Les immigrés seront de moins en moins à la fête dans cette Europe en passe de se muer en forteresse, même si Brice Hortefeux, le ministre français de l’Immigration et de l’Identité nationale, prétend seulement en finir avec l’« Europe passoire ». Fini les régularisations massives de clandestins, comme en Italie (350 000) et en Espagne (600 000), en 2005-2006. Place aux « lois du retour » et à l’immigration « choisie ». Ce qui, en clair, signifie qu’un maximum d’obstacles sont en train d’être dressés pour empêcher que le Vieux Continent n’accueille « toute la misère du monde », selon le mot de l’ancien Premier ministre français Michel Rocard.
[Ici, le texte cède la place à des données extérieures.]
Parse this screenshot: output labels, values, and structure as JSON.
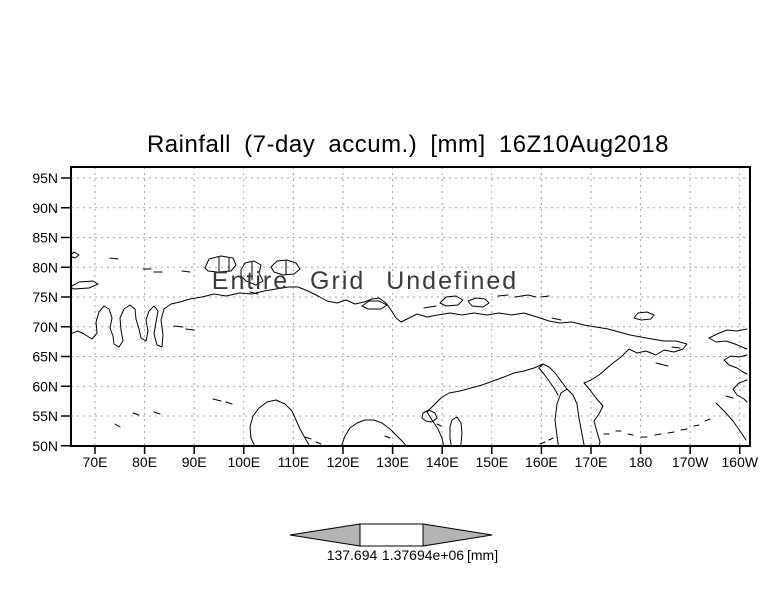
{
  "title": "Rainfall (7-day accum.) [mm] 16Z10Aug2018",
  "overlay_message": "Entire Grid Undefined",
  "map": {
    "lat_labels": [
      "95N",
      "90N",
      "85N",
      "80N",
      "75N",
      "70N",
      "65N",
      "60N",
      "55N",
      "50N"
    ],
    "lon_labels": [
      "70E",
      "80E",
      "90E",
      "100E",
      "110E",
      "120E",
      "130E",
      "140E",
      "150E",
      "160E",
      "170E",
      "180",
      "170W",
      "160W"
    ],
    "region": "Northern Eurasia / Bering / Alaska coastlines",
    "coastline_paths": [
      "M70,334 L78,331 L84,334 L92,339 L97,333 L96,322 L99,312 L104,306 L109,309 L112,318 L110,328 L113,336 L114,344 L119,347 L123,341 L121,330 L120,318 L124,309 L130,305 L135,309 L136,319 L139,329 L141,338 L146,341 L148,331 L146,320 L149,311 L154,306 L158,311 L156,322 L154,334 L157,345 L162,347 L163,335 L161,320 L164,309 L171,304 L180,302 L190,299 L202,297 L214,294 L226,296 L240,293 L252,294 L264,291 L276,289 L288,287 L298,287 L308,291 L318,296 L327,301 L337,303 L346,300 L355,304 L364,302 L372,299 L379,298 L386,303 L391,310 L396,318 L401,322 L409,318 L417,314 L427,317 L438,315 L450,313 L462,315 L474,313 L487,315 L499,313 L512,315 L524,313 L537,317 L549,321 L560,323 L572,322 L584,325 L596,327 L608,329 L619,332 L630,335 L641,337 L652,339 L664,341 L676,341 L687,344 L683,349 L674,352 L664,350 L656,355 L646,351 L637,353 L629,349 L621,357 L613,363 L606,369 L599,375 L591,380 L584,383 L590,390 L596,398 L603,406 L599,414 L594,421 L597,432 L600,442 L598,450",
      "M585,450 L582,434 L579,418 L577,404 L573,395 L567,389 L561,393 L557,404 L555,420 L557,436 L559,450",
      "M567,389 L561,381 L555,373 L549,367 L543,364 L539,368 L544,374 L549,381 L554,388 L558,395",
      "M543,364 L534,368 L524,371 L514,373 L504,377 L493,381 L482,385 L471,388 L460,391 L449,393 L441,398 L434,405 L427,412 L432,420 L438,429 L442,438 L444,447",
      "M341,447 L345,436 L350,428 L357,423 L365,420 L374,420 L382,423 L390,429 L397,436 L403,442 L407,447",
      "M256,449 L251,438 L250,427 L253,416 L259,408 L267,402 L276,400 L285,404 L292,411 L296,420 L300,429 L305,438 L309,445",
      "M452,420 L457,417 L461,423 L462,433 L461,444 L458,450 L452,450 L450,438 L450,427 Z",
      "M423,413 L429,410 L435,413 L437,418 L432,422 L426,421 L422,418 Z M437,424 L441,426",
      "M440,303 L446,297 L456,296 L463,300 L458,305 L446,306 Z M468,301 L476,298 L485,299 L489,303 L483,307 L472,306 Z M498,296 L508,295 M515,297 L528,295 L536,297 M424,308 L436,306 M541,297 L549,296",
      "M362,306 L369,301 L379,301 L387,305 L381,309 L368,309 Z",
      "M205,268 L209,259 L221,256 L233,258 L236,265 L231,271 L218,272 L208,271 Z M219,257 L219,271 M229,258 L229,271 M241,270 L245,263 L254,261 L261,265 L259,273 L263,281 L256,285 L246,281 L241,276 Z M252,262 L252,280 M271,267 L277,261 L287,260 L296,263 L300,269 L294,274 L283,275 L274,272 Z M286,261 L286,274 M250,292 L258,294",
      "M70,256 L74,252 L79,255 L75,258 Z M70,287 L79,282 L93,281 L98,284 L89,288 L74,289 Z M110,258 L118,259 M143,269 L151,269 M154,272 L162,272 M182,271 L190,272 M174,326 L183,327 M186,329 L194,330",
      "M133,413 L139,415 M115,424 L120,427 M154,412 L160,414 M213,399 L221,401 M226,402 L232,404 M305,437 L311,439 M316,442 L321,444 M385,436 L390,438",
      "M634,318 L638,313 L647,312 L654,315 L651,319 L641,320 Z",
      "M672,347 L680,348 M656,363 L668,366 M552,318 L561,320",
      "M747,329 L737,331 L727,330 L717,334 L709,338 L716,342 L726,341 L735,344 L742,347 L747,349 M747,355 L739,357 L731,356 L724,360 L729,365 L737,368 L743,372 L747,374 M747,380 L739,383 L733,389 L737,395 L744,399 L747,402 M716,403 L725,412 L733,421 L740,431 L746,440 M726,396 L733,398",
      "M604,434 L609,434 M616,431 L621,431 M628,434 L633,435 M641,437 L647,437 M655,435 L661,434 M668,433 L674,432 M681,430 L687,429 M694,426 L699,425 M705,421 L710,419 M540,444 L545,442 M549,440 L553,438"
    ]
  },
  "colorbar": {
    "left_label": "137.694",
    "right_label": "1.37694e+06",
    "unit_label": "[mm]",
    "arrow_color": "#b4b4b4",
    "box_color": "#ffffff"
  },
  "colors": {
    "grid": "#a8a8a8",
    "coast": "#000000",
    "frame": "#000000",
    "overlay_text": "#3a3a3a"
  }
}
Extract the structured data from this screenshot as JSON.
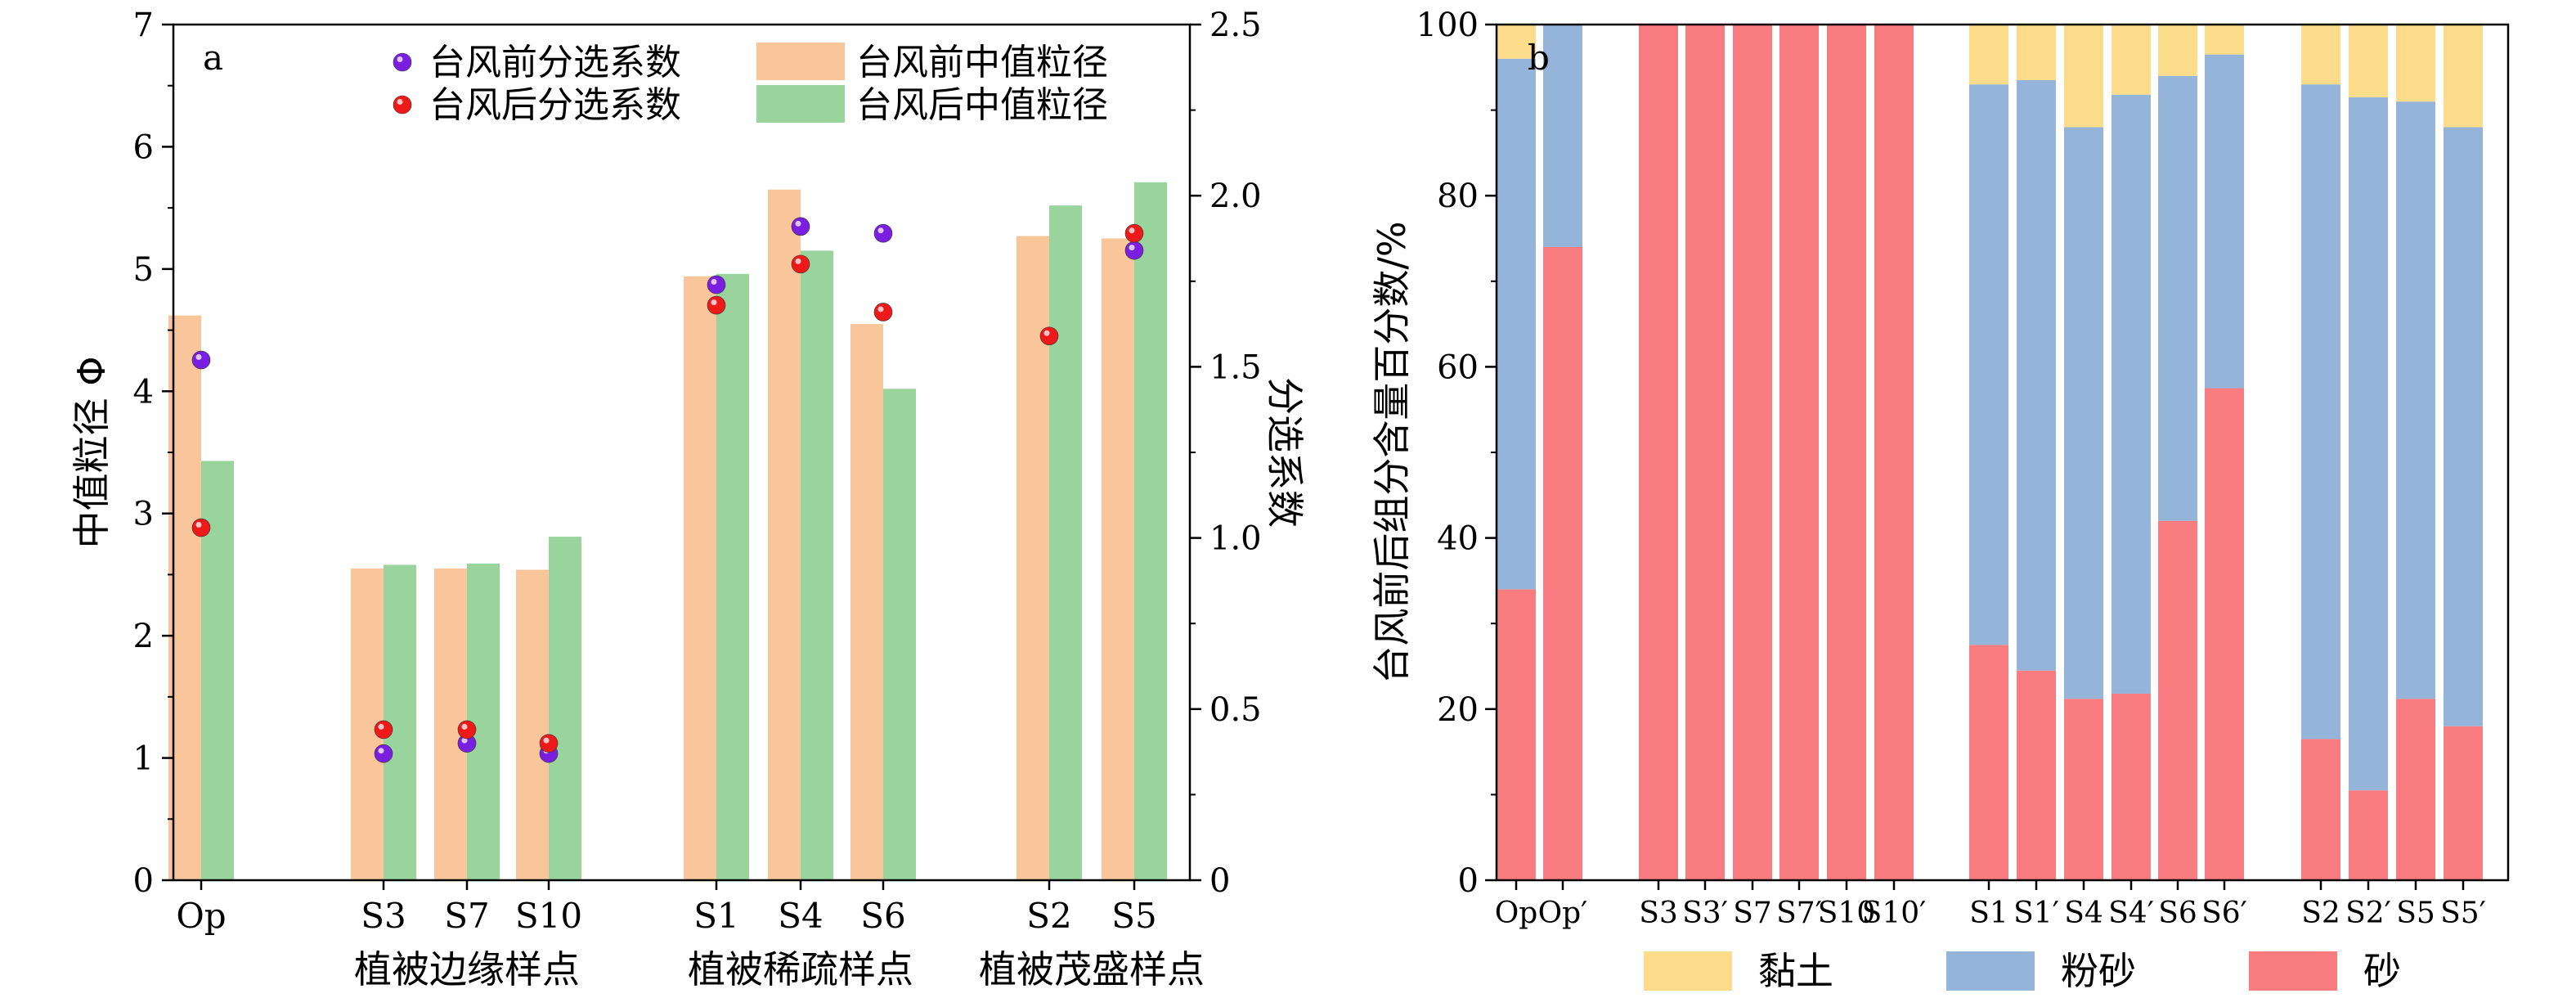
{
  "chart_data": [
    {
      "panel": "a",
      "type": "bar",
      "categories": [
        "Op",
        "S3",
        "S7",
        "S10",
        "S1",
        "S4",
        "S6",
        "S2",
        "S5"
      ],
      "groups": [
        {
          "label": "植被边缘样点",
          "categories": [
            "S3",
            "S7",
            "S10"
          ]
        },
        {
          "label": "植被稀疏样点",
          "categories": [
            "S1",
            "S4",
            "S6"
          ]
        },
        {
          "label": "植被茂盛样点",
          "categories": [
            "S2",
            "S5"
          ]
        }
      ],
      "ylabel": "中值粒径 Φ",
      "ylim": [
        0,
        7
      ],
      "yticks": [
        0,
        1,
        2,
        3,
        4,
        5,
        6,
        7
      ],
      "y2label": "分选系数",
      "y2lim": [
        0,
        2.5
      ],
      "y2ticks": [
        "0",
        "0.5",
        "1.0",
        "1.5",
        "2.0",
        "2.5"
      ],
      "bar_series": [
        {
          "name": "台风前中值粒径",
          "color": "#f8c69a",
          "values": [
            4.62,
            2.55,
            2.55,
            2.54,
            4.94,
            5.65,
            4.55,
            5.27,
            5.25
          ]
        },
        {
          "name": "台风后中值粒径",
          "color": "#98d49c",
          "values": [
            3.43,
            2.58,
            2.59,
            2.81,
            4.96,
            5.15,
            4.02,
            5.52,
            5.71
          ]
        }
      ],
      "scatter_series": [
        {
          "name": "台风前分选系数",
          "color": "#7a1fe0",
          "axis": "right",
          "values": [
            1.52,
            0.37,
            0.4,
            0.37,
            1.74,
            1.91,
            1.89,
            null,
            1.84
          ]
        },
        {
          "name": "台风后分选系数",
          "color": "#ee1a1a",
          "axis": "right",
          "values": [
            1.03,
            0.44,
            0.44,
            0.4,
            1.68,
            1.8,
            1.66,
            1.59,
            1.89
          ]
        }
      ],
      "legend_position": "top"
    },
    {
      "panel": "b",
      "type": "bar",
      "stacked": true,
      "categories": [
        "Op",
        "Op′",
        "S3",
        "S3′",
        "S7",
        "S7′",
        "S10",
        "S10′",
        "S1",
        "S1′",
        "S4",
        "S4′",
        "S6",
        "S6′",
        "S2",
        "S2′",
        "S5",
        "S5′"
      ],
      "ylabel": "台风前后组分含量百分数/%",
      "ylim": [
        0,
        100
      ],
      "yticks": [
        0,
        20,
        40,
        60,
        80,
        100
      ],
      "series": [
        {
          "name": "砂",
          "color": "#f87c80",
          "values": [
            34,
            74,
            100,
            100,
            100,
            100,
            100,
            100,
            27.5,
            24.5,
            21.2,
            21.8,
            42,
            57.5,
            16.5,
            10.5,
            21.2,
            18
          ]
        },
        {
          "name": "粉砂",
          "color": "#94b4d9",
          "values": [
            62,
            26,
            0,
            0,
            0,
            0,
            0,
            0,
            65.5,
            69,
            66.8,
            70,
            52,
            39,
            76.5,
            81,
            69.8,
            70
          ]
        },
        {
          "name": "黏土",
          "color": "#fbdc8a",
          "values": [
            4,
            0,
            0,
            0,
            0,
            0,
            0,
            0,
            7,
            6.5,
            12,
            8.2,
            6,
            3.5,
            7,
            8.5,
            9,
            12
          ]
        }
      ],
      "legend_position": "bottom"
    }
  ]
}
Au départ, une peur sourde s’est répandue, en Europe comme aux États-Unis, à l’égard d’un phénomène migratoire perçu comme « un problème ». Une enquête du German Marshall Fund of United States publiée le 17 novembre confirme que les citoyens des pays riches perçoivent très souvent les immigrés illégaux comme une menace, soit pour les personnes (augmentation de la criminalité), soit pour l’emploi. Logiquement, ces pulsions xénophobes se sont, depuis une trentaine d’années, traduites par des poussées de l’extrême droite dans une série de pays : Royaume-Uni, Allemagne, France, Autriche, Belgique…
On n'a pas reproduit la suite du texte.